3. Biggest Pet Peeve: Name one thing about Network Security that you wish business stakeholders would understand and why.
Sense of entitlement to be exempt from security controls is, and likely will always be, one of my biggest pet peeves. Network and Information Security is everyone’s responsibility, and more so for key stakeholders. Understanding what key stakeholders perceive as important information and what they would consider damaging to the business if there were to be a breech is key in communicating why exemptions should NOT be made, as well as ensuring adequate controls.

4. Tell us why you became so active on Twitter and any other important social media outlets. What value are you getting?
Twitter became part of my life in early 2007, but it wasn’t until I attended an industry conference that I really saw great value. Twitter has proven to be a very powerful networking tool, both professionally and socially. It’s also a fantastic barometer of what is going on in the information security space for me, as I follow a lot of people who author some of the most ground breaking research in that space. Twitter also can prove to be a great release, a place where it is okay to be a real person.

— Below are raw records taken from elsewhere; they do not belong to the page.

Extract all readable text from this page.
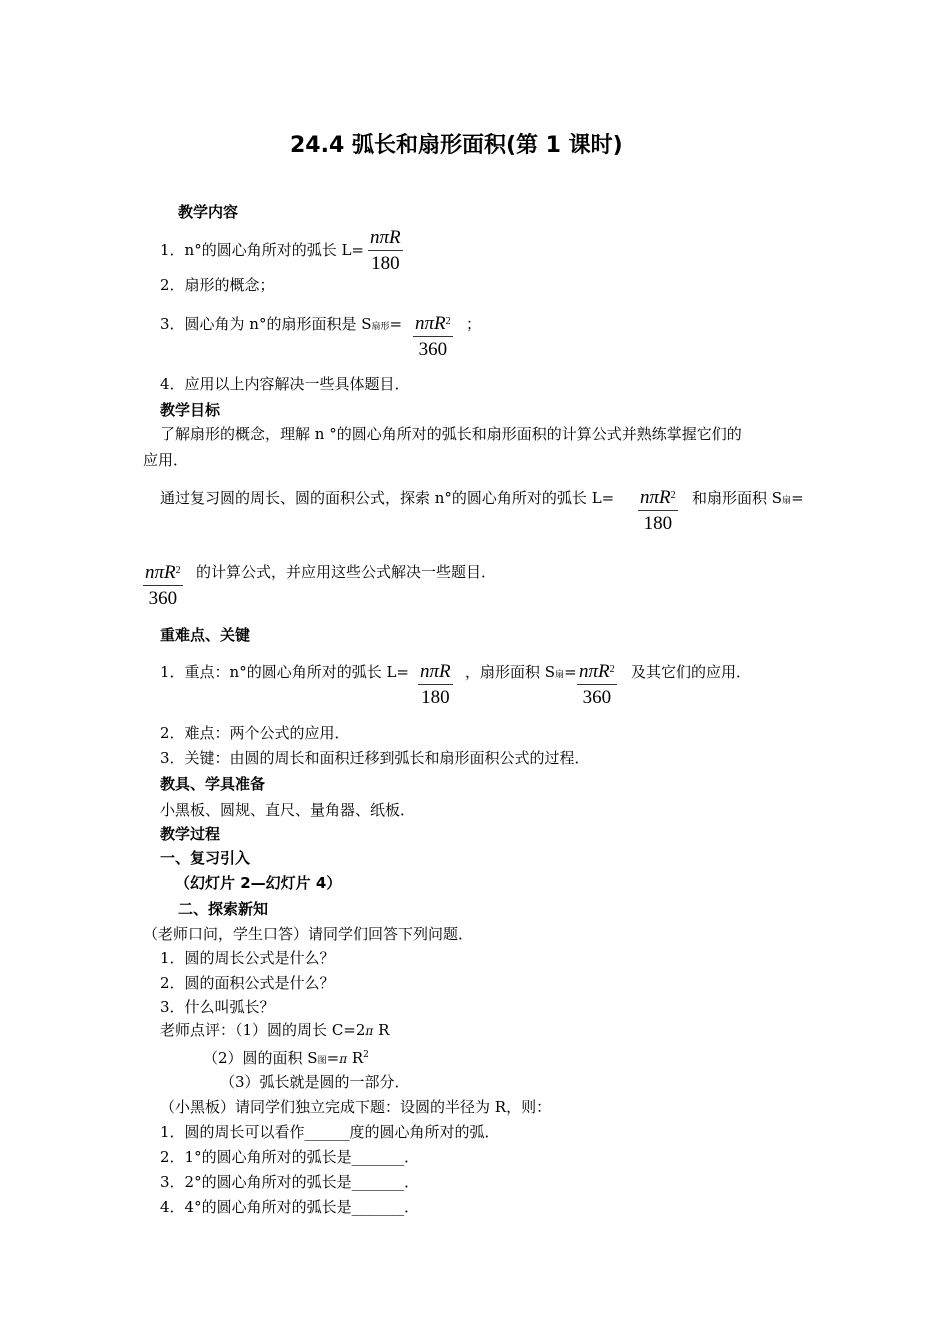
24.4 弧长和扇形面积(第 1 课时)
教学内容
1．n°的圆心角所对的弧长 L=
nπR
180
2．扇形的概念；
3．圆心角为 n°的扇形面积是 S扇形= nπR$^2$
360
；
4．应用以上内容解决一些具体题目．
教学目标
了解扇形的概念，理解 n °的圆心角所对的弧长和扇形面积的计算公式并熟练掌握它们的
应用．
通过复习圆的周长、圆的面积公式，探索 n°的圆心角所对的弧长 L= nπR$^2$
180
和扇形面积 S扇=
nπR$^2$
360
的计算公式，并应用这些公式解决一些题目．
重难点、关键
1．重点：n°的圆心角所对的弧长 L= nπR
180
，扇形面积 S扇= nπR$^2$
360
及其它们的应用．
2．难点：两个公式的应用．
3．关键：由圆的周长和面积迁移到弧长和扇形面积公式的过程．
教具、学具准备
小黑板、圆规、直尺、量角器、纸板．
教学过程
一、复习引入
（幻灯片 2—幻灯片 4）
二、探索新知
（老师口问，学生口答）请同学们回答下列问题．
1．圆的周长公式是什么？
2．圆的面积公式是什么？
3．什么叫弧长？
老师点评：（1）圆的周长 C=2π R
（2）圆的面积 S图=π $R^2$
（3）弧长就是圆的一部分．
（小黑板）请同学们独立完成下题：设圆的半径为 R，则：
1．圆的周长可以看作______度的圆心角所对的弧．
2．1°的圆心角所对的弧长是_______．
3．2°的圆心角所对的弧长是_______．
4．4°的圆心角所对的弧长是_______．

5. Name one security peer whom everyone with an interest in Network Security should follow. (OK to name 2 if you can’t decide on only one)
Ryan Naraine (@ryanaraine)
I’ve followed Ryan about since I first got on Twitter, and his tweets are always extremely interesting and generally full of knowledge or good links. Overall, it’s a great Twitter feed to follow.

6. What’s your take on security for social media and cloud services in general? Top concerns, overstated issues, etc.
Of the top concerns that I see in cloud services especially in social media are the overstated security controls within these multi-tenant environments, as well as the privacy law and regulations in regards to jurisdiction over data based upon physical presence of the hosting.

7. What are the top 3 real-world (i.e. live) events you’d recommend for networking with security professionals?
Look for Barcamps or Bsides conferences in your area, these events are wonderful in that there is little or no cost, and it will build your ability to interface with local security professionals.

SOURCE Conferences are the best conference where price and networking abilities are pristine. Top rated speakers are at SOURCE Boston and SOURCE Barcelona, and with the smaller conference size, networking and actually interfacing with industry experts is a lot easier.

RSA Conference is a networking dream for security professionals on a grand scale. It’s very easy to get lost in the crowd at this conference if you do not have the best social skills.